Performance evaluation and microbial community analysis of a continuous stirred tank reactor–anaerobic ceramic membrane bioreactor system for practical swine wastewater treatment

To treat swine wastewater from a practical piggery, a continuous stirred tank reactor (CSTR)–anaerobic ceramic membrane bioreactor (AnCMBR) was operated for 201 days. A high chemical oxygen demand (COD) removal efficiency of 95 % and biogas production rate of 0.31 L/L·d were achieved at an organic loading rate (OLR) of 1.19 g-COD/L·d. Although the free ammonia concentration reached a maximum of 200 mg/L during the last operational phase, no evident inhibitory effect on AnCMBR performance was observed.
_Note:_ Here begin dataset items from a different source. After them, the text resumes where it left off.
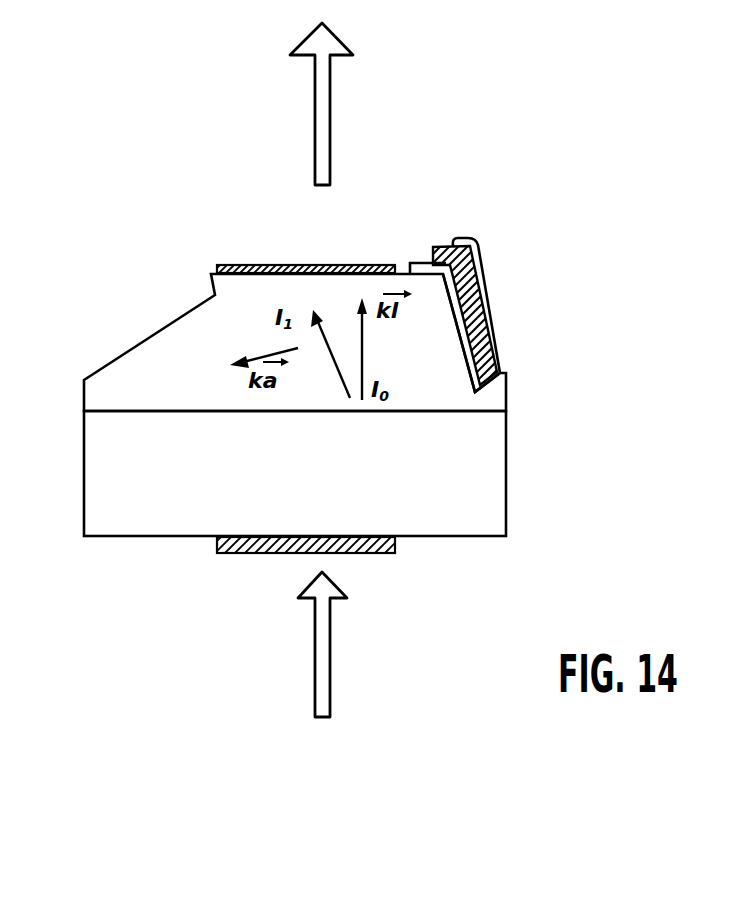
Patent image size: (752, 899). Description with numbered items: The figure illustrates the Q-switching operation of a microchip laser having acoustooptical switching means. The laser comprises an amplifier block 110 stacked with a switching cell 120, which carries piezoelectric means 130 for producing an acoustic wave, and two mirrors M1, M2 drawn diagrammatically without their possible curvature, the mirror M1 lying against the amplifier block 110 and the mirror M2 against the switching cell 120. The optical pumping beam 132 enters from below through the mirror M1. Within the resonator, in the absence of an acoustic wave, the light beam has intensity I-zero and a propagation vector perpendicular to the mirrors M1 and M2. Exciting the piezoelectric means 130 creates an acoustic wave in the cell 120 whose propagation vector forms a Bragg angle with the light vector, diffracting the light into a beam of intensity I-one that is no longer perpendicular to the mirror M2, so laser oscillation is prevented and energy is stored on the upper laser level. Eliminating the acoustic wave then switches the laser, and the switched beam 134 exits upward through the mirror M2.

The amplifier block 110 is at (543, 412).
The switching cell 120 is at (543, 277).
The piezoelectric means 130 is at (480, 297).
The optical pumping beam 132 is at (323, 637).
The switched beam 134 is at (323, 112).
The mirror M1 is at (242, 553).
The mirror M2 is at (240, 266).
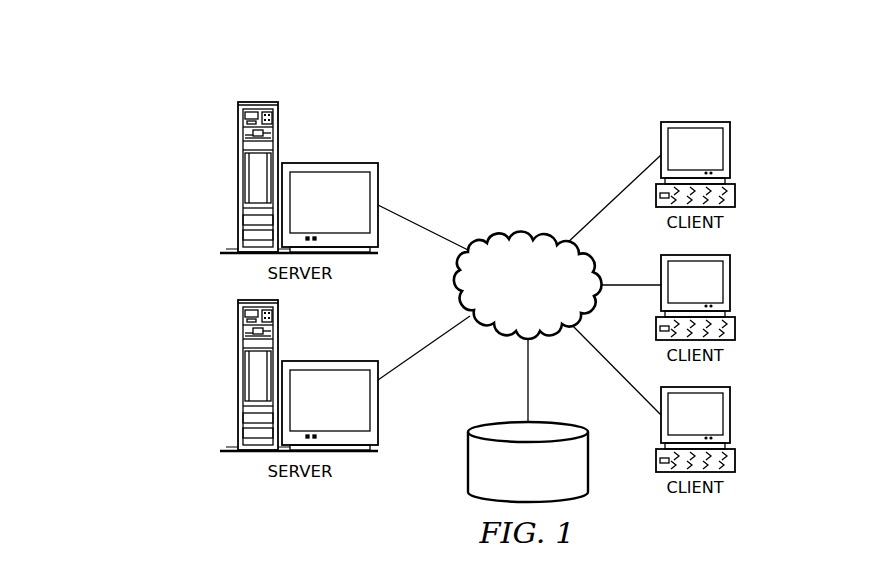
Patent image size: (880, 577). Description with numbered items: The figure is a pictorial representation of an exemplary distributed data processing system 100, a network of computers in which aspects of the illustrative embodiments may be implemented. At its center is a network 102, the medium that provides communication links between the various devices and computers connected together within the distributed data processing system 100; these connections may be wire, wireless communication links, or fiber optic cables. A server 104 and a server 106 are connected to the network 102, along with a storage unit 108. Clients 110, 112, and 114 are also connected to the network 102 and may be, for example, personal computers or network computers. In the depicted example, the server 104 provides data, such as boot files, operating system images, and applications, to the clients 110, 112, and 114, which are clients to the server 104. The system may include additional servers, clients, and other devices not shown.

The distributed data processing system 100 is at (579, 109).
The network 102 is at (502, 238).
The server 104 is at (238, 177).
The server 106 is at (238, 376).
The storage unit 108 is at (468, 461).
The client 110 is at (730, 151).
The client 112 is at (730, 287).
The client 114 is at (730, 417).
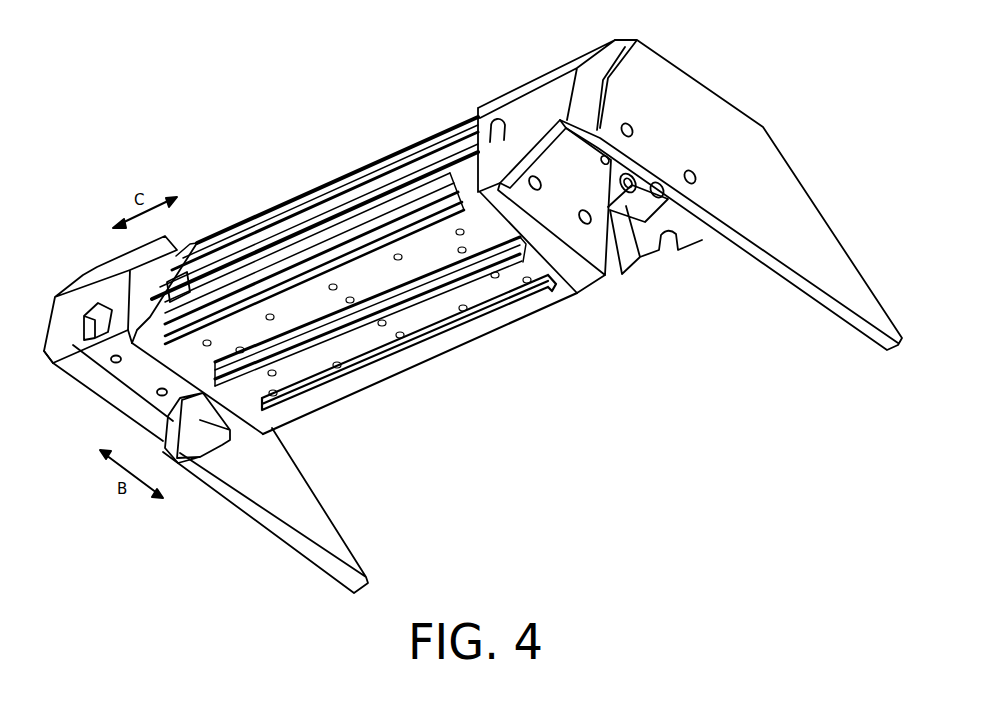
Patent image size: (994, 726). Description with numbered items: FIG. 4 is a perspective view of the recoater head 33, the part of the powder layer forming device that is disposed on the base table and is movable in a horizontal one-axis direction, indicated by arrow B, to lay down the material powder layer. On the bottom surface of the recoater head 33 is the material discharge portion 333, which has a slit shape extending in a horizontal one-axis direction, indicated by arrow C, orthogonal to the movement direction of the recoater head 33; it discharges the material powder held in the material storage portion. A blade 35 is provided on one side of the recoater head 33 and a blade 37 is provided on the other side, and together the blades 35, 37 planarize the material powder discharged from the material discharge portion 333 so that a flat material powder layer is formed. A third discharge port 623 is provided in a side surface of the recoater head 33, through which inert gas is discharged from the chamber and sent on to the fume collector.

The recoater head 33 is at (153, 115).
The blade 35 is at (543, 308).
The blade 37 is at (418, 203).
The material discharge portion 333 is at (350, 327).
The third discharge port 623 is at (230, 229).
Microbial community analyses indicated that six bacterial phyla were responsible for the hydrolysis, acidification, and fermentation of organics and environmental stabilization. Hydrotrophic methanogenic archaea were dominant, indicating that the main methane production pathway involved the use of H2 and CO2 as substrates. The results demonstrated that CSTR–AnCMBR systems exhibit excellent organics removal performance and energy recovery at high organic concentrations and possess strong anti-shock ability. Thus, they represent alternative green and sustainable anaerobic technologies for practical swine wastewater treatment.